My plan was to arrive in Kathmandu, then begin my trek towards the Gokyo lakes, then Base Camp, and hopefully with enough energy make it back to Kathmandu again. Before I could start walking I had to take a flight to Lukla, which reportedly has the most dangerous airport in the world. After my bumpy arrival there it would be 20 days of constant walking before I would be back there again, and in those 20 days I saw the most spectacular sights of my life.
The Gokyo Lakes sit in the high altitudes of the Himalayas, roughly 4,700m above sea level, making them the highest lake system in the world. Nestled among them sits one of the world’s highest settlements: the small village of Gokyo. Its inhabitants live on the eastern shore of the main lake Dudh Pokhari, pressed between Gokyo Ri which towers 600 metres above and the Ngozumpa glacier, which is the longest glacier in all the Himalayas, at a length of 36 kilometres.
The morning after I hiked into Gokyo I climbed Gokyo Ri to try and catch the sunrise. This peak is the same altitude as Base Camp, which has half as much oxygen as sea level. After seeing Dudh Pokhari from above I decided to circumnavigate its shores that same day and then the next day I had to make double time to set out towards Base Camp. It had taken me a week to walk to Gokyo, and it would take another 5 days to get to Base Camp.

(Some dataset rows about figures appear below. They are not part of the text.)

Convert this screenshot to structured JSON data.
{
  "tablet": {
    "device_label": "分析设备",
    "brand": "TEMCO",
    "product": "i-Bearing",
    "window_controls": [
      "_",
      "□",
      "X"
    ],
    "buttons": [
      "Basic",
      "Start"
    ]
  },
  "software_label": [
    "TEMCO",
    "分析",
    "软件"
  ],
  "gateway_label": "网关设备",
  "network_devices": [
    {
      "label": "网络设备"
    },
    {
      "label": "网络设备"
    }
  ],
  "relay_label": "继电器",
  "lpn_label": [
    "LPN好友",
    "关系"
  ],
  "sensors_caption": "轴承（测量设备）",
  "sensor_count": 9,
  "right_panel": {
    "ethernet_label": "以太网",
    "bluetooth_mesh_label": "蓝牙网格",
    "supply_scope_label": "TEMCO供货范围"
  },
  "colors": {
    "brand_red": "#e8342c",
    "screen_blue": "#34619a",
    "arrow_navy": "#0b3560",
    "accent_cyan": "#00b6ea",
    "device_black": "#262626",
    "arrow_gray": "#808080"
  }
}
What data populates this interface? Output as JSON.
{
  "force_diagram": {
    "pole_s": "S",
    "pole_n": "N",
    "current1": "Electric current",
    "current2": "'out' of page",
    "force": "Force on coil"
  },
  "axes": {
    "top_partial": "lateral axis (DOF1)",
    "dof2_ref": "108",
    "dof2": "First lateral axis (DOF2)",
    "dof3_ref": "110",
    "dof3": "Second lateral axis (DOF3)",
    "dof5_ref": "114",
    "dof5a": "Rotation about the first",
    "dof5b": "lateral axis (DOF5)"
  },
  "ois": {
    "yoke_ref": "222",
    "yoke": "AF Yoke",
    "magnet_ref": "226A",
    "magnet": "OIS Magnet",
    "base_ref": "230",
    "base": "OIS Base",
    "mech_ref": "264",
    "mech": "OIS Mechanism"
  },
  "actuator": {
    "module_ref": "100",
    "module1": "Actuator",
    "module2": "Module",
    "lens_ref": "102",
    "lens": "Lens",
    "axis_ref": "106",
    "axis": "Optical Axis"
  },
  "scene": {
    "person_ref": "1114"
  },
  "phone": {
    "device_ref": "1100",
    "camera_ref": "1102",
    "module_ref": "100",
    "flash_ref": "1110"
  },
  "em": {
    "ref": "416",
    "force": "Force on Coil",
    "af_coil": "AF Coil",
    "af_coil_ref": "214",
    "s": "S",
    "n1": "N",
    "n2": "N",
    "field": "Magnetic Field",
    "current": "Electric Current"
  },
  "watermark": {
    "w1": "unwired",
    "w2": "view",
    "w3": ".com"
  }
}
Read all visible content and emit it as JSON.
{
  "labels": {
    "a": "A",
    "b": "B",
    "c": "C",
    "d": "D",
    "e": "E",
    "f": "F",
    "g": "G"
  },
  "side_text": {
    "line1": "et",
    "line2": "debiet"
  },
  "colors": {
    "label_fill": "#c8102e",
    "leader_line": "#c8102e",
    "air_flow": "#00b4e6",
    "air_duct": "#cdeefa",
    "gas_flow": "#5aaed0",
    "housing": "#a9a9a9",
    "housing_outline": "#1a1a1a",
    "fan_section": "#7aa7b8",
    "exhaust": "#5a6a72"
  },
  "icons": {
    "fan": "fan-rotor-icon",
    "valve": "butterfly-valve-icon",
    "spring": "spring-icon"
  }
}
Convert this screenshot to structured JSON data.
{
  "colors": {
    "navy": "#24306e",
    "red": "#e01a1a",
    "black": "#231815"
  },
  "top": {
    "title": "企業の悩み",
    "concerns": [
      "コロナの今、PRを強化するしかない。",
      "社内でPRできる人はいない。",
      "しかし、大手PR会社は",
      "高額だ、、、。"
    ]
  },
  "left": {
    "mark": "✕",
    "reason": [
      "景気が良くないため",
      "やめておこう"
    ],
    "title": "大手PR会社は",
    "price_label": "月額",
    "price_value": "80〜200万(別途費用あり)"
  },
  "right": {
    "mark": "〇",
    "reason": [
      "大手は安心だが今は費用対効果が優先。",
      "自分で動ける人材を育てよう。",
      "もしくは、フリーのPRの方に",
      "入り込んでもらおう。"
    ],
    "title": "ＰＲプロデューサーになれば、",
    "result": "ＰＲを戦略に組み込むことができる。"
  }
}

On the day I was to arrive at Base Camp I walked for 8 hours, before summiting Kala Patthar for the sunset over Mt. Everest. Although smaller than Gokyo Ri, Kala Patthar is at a much higher altitude and was attempted after a full day of walking. Climbing back down I was more physically exhausted than I had ever been before, but I skipped as I went, merry that I had achieved so much in the past few days.